September 6, 2022
How to document your change management process
3 Min Read
Change is inevitable in a growing organization, and an official change management document can help to maintain control as its systems evolve.
As with any business process, documentation is critical to overseeing change and ensuring organizational alignment on new protocols. Proper documentation also provides a single source of truth, making it easy to perform precise impact assessments and tests.
This article explains how to effectively document the first three steps of your change management process: making a request for change, performing impact analysis, and securing approval before actual implementation.
Create your request for change document
A “request for change” is a formal document that details the reason for the proposed change and how the change will impact existing processes in the organization. Serving as a guide for the entire planning process, the request for change document should include the following:
- Change description
- Requestor details
- Reason for the change
- Changes in software, applications, procedures, and other systems
- Timeline or window for the change
- Implementation and testing plan
- Proposed action to be taken
- Impact or risk of the change
- A blackout plan (a contingency plan in case the change fails in the production environment)
- Status of the change and any approval blocks
Document impact analysis and results
Before any change is implemented, it must be tested multiple times in a development or staging environment. Impact analysis typically requires developers, quality assurance managers, and end-users to all confirm whether all acceptance criteria are met.
Throughout this step, every test and corresponding result must be recorded as part of the change management process. Depending on the size and scope, organizations can opt to start with a manual changelog or spreadsheet, or go straight to streamlining the process with an automated platform like OneTrust.
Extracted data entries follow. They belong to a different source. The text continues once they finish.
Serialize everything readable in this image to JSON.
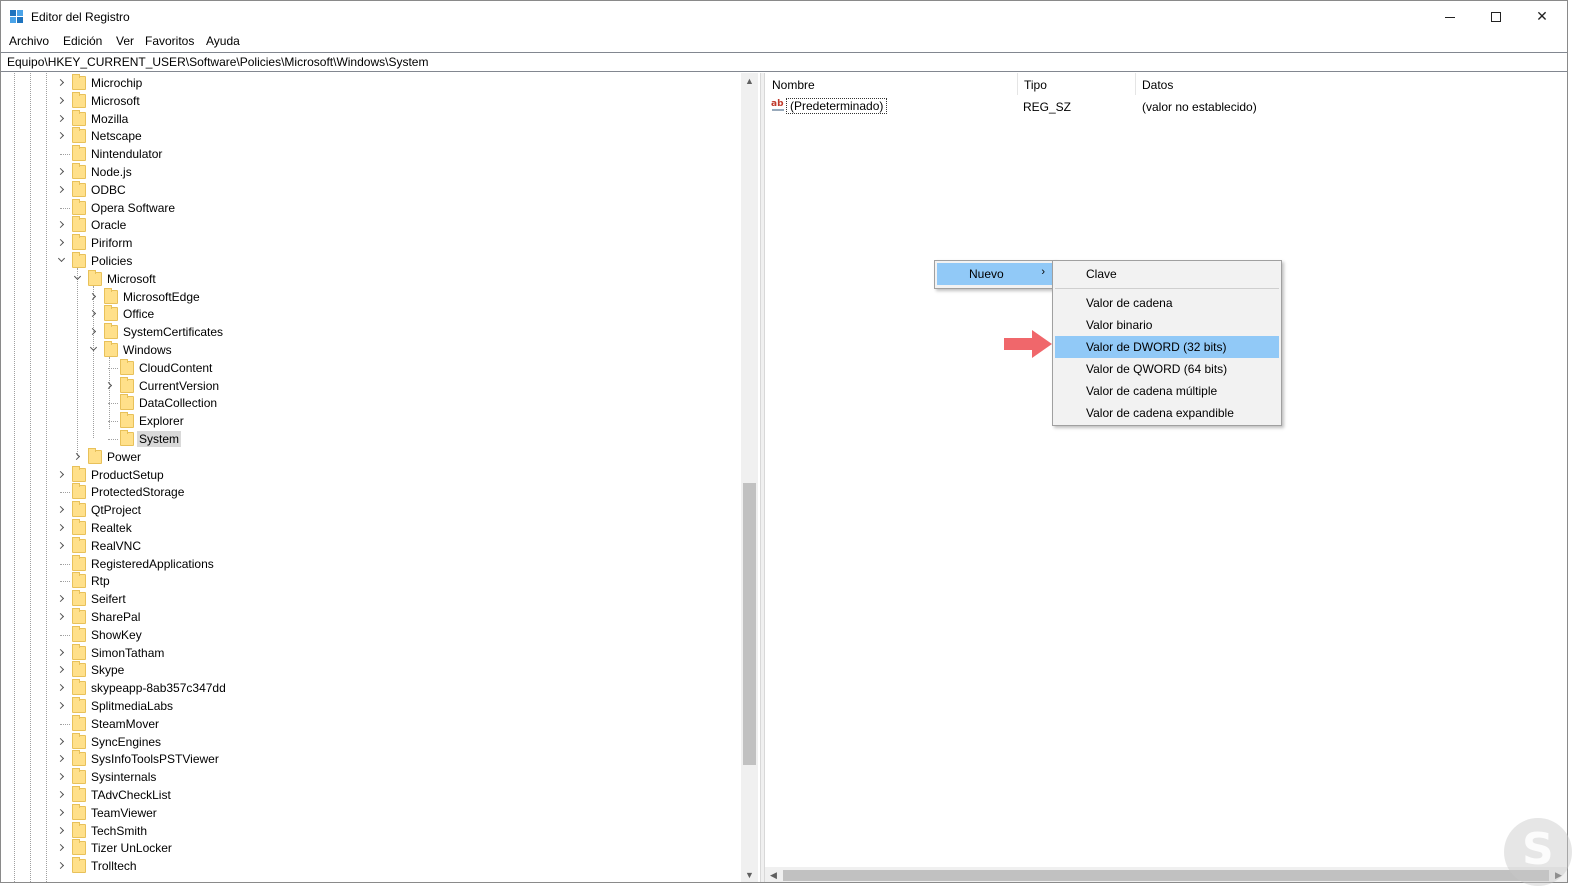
{
  "window": {
    "title": "Editor del Registro"
  },
  "menubar": [
    "Archivo",
    "Edición",
    "Ver",
    "Favoritos",
    "Ayuda"
  ],
  "address": "Equipo\\HKEY_CURRENT_USER\\Software\\Policies\\Microsoft\\Windows\\System",
  "tree": [
    {
      "label": "Microchip",
      "level": 0,
      "expander": "collapsed"
    },
    {
      "label": "Microsoft",
      "level": 0,
      "expander": "collapsed"
    },
    {
      "label": "Mozilla",
      "level": 0,
      "expander": "collapsed"
    },
    {
      "label": "Netscape",
      "level": 0,
      "expander": "collapsed"
    },
    {
      "label": "Nintendulator",
      "level": 0,
      "expander": "none"
    },
    {
      "label": "Node.js",
      "level": 0,
      "expander": "collapsed"
    },
    {
      "label": "ODBC",
      "level": 0,
      "expander": "collapsed"
    },
    {
      "label": "Opera Software",
      "level": 0,
      "expander": "none"
    },
    {
      "label": "Oracle",
      "level": 0,
      "expander": "collapsed"
    },
    {
      "label": "Piriform",
      "level": 0,
      "expander": "collapsed"
    },
    {
      "label": "Policies",
      "level": 0,
      "expander": "expanded"
    },
    {
      "label": "Microsoft",
      "level": 1,
      "expander": "expanded"
    },
    {
      "label": "MicrosoftEdge",
      "level": 2,
      "expander": "collapsed"
    },
    {
      "label": "Office",
      "level": 2,
      "expander": "collapsed"
    },
    {
      "label": "SystemCertificates",
      "level": 2,
      "expander": "collapsed"
    },
    {
      "label": "Windows",
      "level": 2,
      "expander": "expanded"
    },
    {
      "label": "CloudContent",
      "level": 3,
      "expander": "none"
    },
    {
      "label": "CurrentVersion",
      "level": 3,
      "expander": "collapsed"
    },
    {
      "label": "DataCollection",
      "level": 3,
      "expander": "none"
    },
    {
      "label": "Explorer",
      "level": 3,
      "expander": "none"
    },
    {
      "label": "System",
      "level": 3,
      "expander": "none",
      "selected": true
    },
    {
      "label": "Power",
      "level": 1,
      "expander": "collapsed"
    },
    {
      "label": "ProductSetup",
      "level": 0,
      "expander": "collapsed"
    },
    {
      "label": "ProtectedStorage",
      "level": 0,
      "expander": "none"
    },
    {
      "label": "QtProject",
      "level": 0,
      "expander": "collapsed"
    },
    {
      "label": "Realtek",
      "level": 0,
      "expander": "collapsed"
    },
    {
      "label": "RealVNC",
      "level": 0,
      "expander": "collapsed"
    },
    {
      "label": "RegisteredApplications",
      "level": 0,
      "expander": "none"
    },
    {
      "label": "Rtp",
      "level": 0,
      "expander": "none"
    },
    {
      "label": "Seifert",
      "level": 0,
      "expander": "collapsed"
    },
    {
      "label": "SharePal",
      "level": 0,
      "expander": "collapsed"
    },
    {
      "label": "ShowKey",
      "level": 0,
      "expander": "none"
    },
    {
      "label": "SimonTatham",
      "level": 0,
      "expander": "collapsed"
    },
    {
      "label": "Skype",
      "level": 0,
      "expander": "collapsed"
    },
    {
      "label": "skypeapp-8ab357c347dd",
      "level": 0,
      "expander": "collapsed"
    },
    {
      "label": "SplitmediaLabs",
      "level": 0,
      "expander": "collapsed"
    },
    {
      "label": "SteamMover",
      "level": 0,
      "expander": "none"
    },
    {
      "label": "SyncEngines",
      "level": 0,
      "expander": "collapsed"
    },
    {
      "label": "SysInfoToolsPSTViewer",
      "level": 0,
      "expander": "collapsed"
    },
    {
      "label": "Sysinternals",
      "level": 0,
      "expander": "collapsed"
    },
    {
      "label": "TAdvCheckList",
      "level": 0,
      "expander": "collapsed"
    },
    {
      "label": "TeamViewer",
      "level": 0,
      "expander": "collapsed"
    },
    {
      "label": "TechSmith",
      "level": 0,
      "expander": "collapsed"
    },
    {
      "label": "Tizer UnLocker",
      "level": 0,
      "expander": "collapsed"
    },
    {
      "label": "Trolltech",
      "level": 0,
      "expander": "collapsed"
    }
  ],
  "list": {
    "columns": [
      "Nombre",
      "Tipo",
      "Datos"
    ],
    "rows": [
      {
        "name": "(Predeterminado)",
        "type": "REG_SZ",
        "data": "(valor no establecido)"
      }
    ]
  },
  "context_menu": {
    "main_item": "Nuevo",
    "submenu": [
      {
        "label": "Clave"
      },
      {
        "separator": true
      },
      {
        "label": "Valor de cadena"
      },
      {
        "label": "Valor binario"
      },
      {
        "label": "Valor de DWORD (32 bits)",
        "highlighted": true
      },
      {
        "label": "Valor de QWORD (64 bits)"
      },
      {
        "label": "Valor de cadena múltiple"
      },
      {
        "label": "Valor de cadena expandible"
      }
    ]
  },
  "colors": {
    "highlight": "#91c9f7",
    "annotation_arrow": "#f0676b",
    "folder": "#ffe08a"
  }
}
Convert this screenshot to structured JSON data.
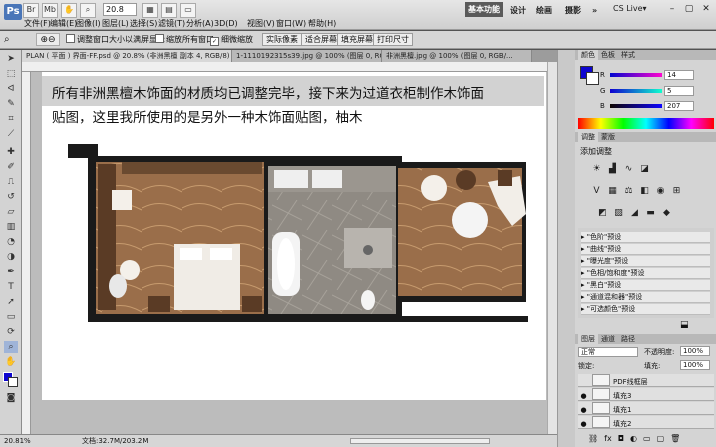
{
  "app": {
    "logo": "Ps",
    "zoom_select": "20.8",
    "cslive": "CS Live▾"
  },
  "menu": [
    "文件(F)",
    "编辑(E)",
    "图像(I)",
    "图层(L)",
    "选择(S)",
    "滤镜(T)",
    "分析(A)",
    "3D(D)",
    "视图(V)",
    "窗口(W)",
    "帮助(H)"
  ],
  "workspaces": {
    "active": "基本功能",
    "others": [
      "设计",
      "绘画",
      "摄影"
    ],
    "more": "»"
  },
  "window_controls": {
    "minimize": "–",
    "restore": "▢",
    "close": "✕"
  },
  "options": {
    "resize": "调整窗口大小以满屏显示",
    "zoom_all": "缩放所有窗口",
    "scrubby": "细微缩放",
    "actual": "实际像素",
    "fit": "适合屏幕",
    "fill": "填充屏幕",
    "print": "打印尺寸"
  },
  "tabs": [
    {
      "label": "PLAN ( 平面 ) 界面-FF.psd @ 20.8% (非洲黑檀 副本 4, RGB/8) *",
      "close": "×"
    },
    {
      "label": "1-1110192315s39.jpg @ 100% (图层 0, RGB/...",
      "close": "×"
    },
    {
      "label": "非洲黑檀.jpg @ 100% (图层 0, RGB/...",
      "close": "×"
    }
  ],
  "caption": {
    "line1": "所有非洲黑檀木饰面的材质均已调整完毕，接下来为过道衣柜制作木饰面",
    "line2": "贴图，这里我所使用的是另外一种木饰面贴图，柚木"
  },
  "status": {
    "zoom": "20.81%",
    "doc": "文档:32.7M/203.2M"
  },
  "panels": {
    "color_tabs": [
      "颜色",
      "色板",
      "样式"
    ],
    "color": {
      "r_label": "R",
      "g_label": "G",
      "b_label": "B",
      "r": "14",
      "g": "5",
      "b": "207",
      "fg": "#0e05cf"
    },
    "adjust_tabs": [
      "调整",
      "蒙版"
    ],
    "adjust_title": "添加调整",
    "presets": [
      "\"色阶\"预设",
      "\"曲线\"预设",
      "\"曝光度\"预设",
      "\"色相/饱和度\"预设",
      "\"黑白\"预设",
      "\"通道混和器\"预设",
      "\"可选颜色\"预设"
    ],
    "layers_tabs": [
      "图层",
      "通道",
      "路径"
    ],
    "blend": "正常",
    "opacity_label": "不透明度:",
    "opacity": "100%",
    "lock_label": "锁定:",
    "fill_label": "填充:",
    "fill": "100%",
    "layers": [
      "PDF线框层",
      "填充3",
      "填充1",
      "填充2"
    ]
  }
}
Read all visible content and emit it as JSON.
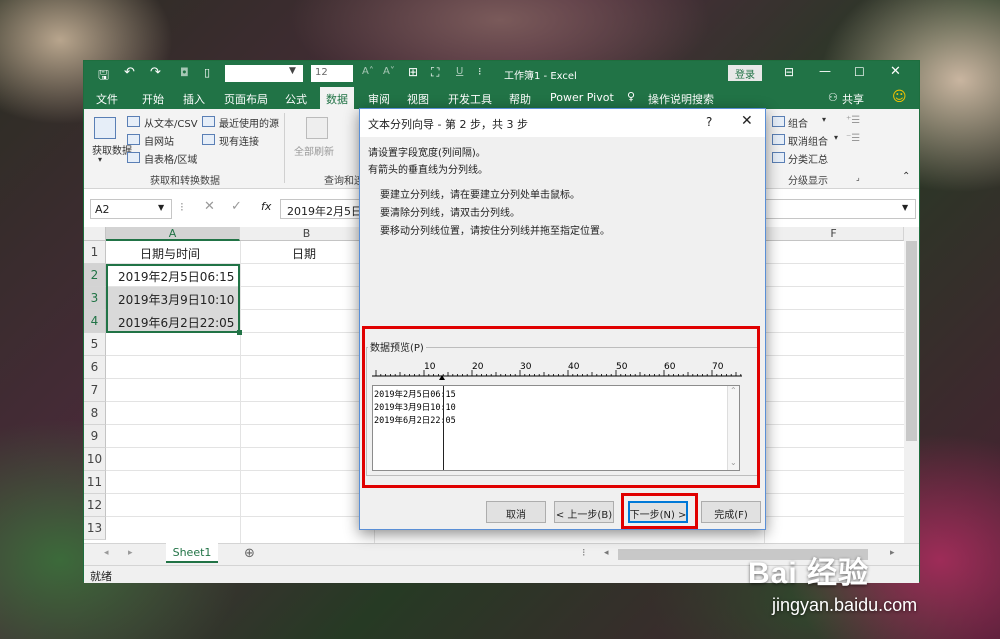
{
  "window": {
    "title": "工作簿1 - Excel",
    "login_label": "登录",
    "font_size": "12"
  },
  "menu": [
    "文件",
    "开始",
    "插入",
    "页面布局",
    "公式",
    "数据",
    "审阅",
    "视图",
    "开发工具",
    "帮助",
    "Power Pivot",
    "操作说明搜索"
  ],
  "menu_active": "数据",
  "share_label": "共享",
  "ribbon": {
    "get_data": "获取数据",
    "from_text": "从文本/CSV",
    "from_web": "自网站",
    "from_table": "自表格/区域",
    "recent_sources": "最近使用的源",
    "existing_conn": "现有连接",
    "group_get": "获取和转换数据",
    "refresh_all": "全部刷新",
    "group_query": "查询和连",
    "group_btn": "组合",
    "ungroup_btn": "取消组合",
    "subtotal_btn": "分类汇总",
    "group_outline": "分级显示"
  },
  "formula": {
    "namebox": "A2",
    "content": "2019年2月5日"
  },
  "grid": {
    "columns": [
      "A",
      "B",
      "F"
    ],
    "rows": [
      "1",
      "2",
      "3",
      "4",
      "5",
      "6",
      "7",
      "8",
      "9",
      "10",
      "11",
      "12",
      "13"
    ],
    "a1": "日期与时间",
    "b1": "日期",
    "a_values": [
      "2019年2月5日06:15",
      "2019年3月9日10:10",
      "2019年6月2日22:05"
    ]
  },
  "sheet_tab": "Sheet1",
  "status": "就绪",
  "dialog": {
    "title": "文本分列向导 - 第 2 步，共 3 步",
    "help": "?",
    "intro1": "请设置字段宽度(列间隔)。",
    "intro2": "有箭头的垂直线为分列线。",
    "tip1": "要建立分列线，请在要建立分列处单击鼠标。",
    "tip2": "要清除分列线，请双击分列线。",
    "tip3": "要移动分列线位置，请按住分列线并拖至指定位置。",
    "preview_label": "数据预览(P)",
    "ruler_ticks": [
      "10",
      "20",
      "30",
      "40",
      "50",
      "60",
      "70"
    ],
    "preview_lines": [
      "2019年2月5日06:15",
      "2019年3月9日10:10",
      "2019年6月2日22:05"
    ],
    "btn_cancel": "取消",
    "btn_prev": "< 上一步(B)",
    "btn_next": "下一步(N) >",
    "btn_finish": "完成(F)"
  },
  "watermark": {
    "brand": "Bai 经验",
    "url": "jingyan.baidu.com"
  }
}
Secure approval from the executive board
The last step before implementation is to secure formal approval from the change advisory board or the change manager. Three main questions should be addressed at this stage:
- Has the change process been followed?
- Are there any technical red flags based on impact and testing results?
- How will the change be properly communicated to internal and external stakeholders?
Regardless of the document type, it’s important for all change management steps to be recorded in detail. Not only does this keep the entire organization informed of current processes, it also facilitates any future audits or compliance reviews.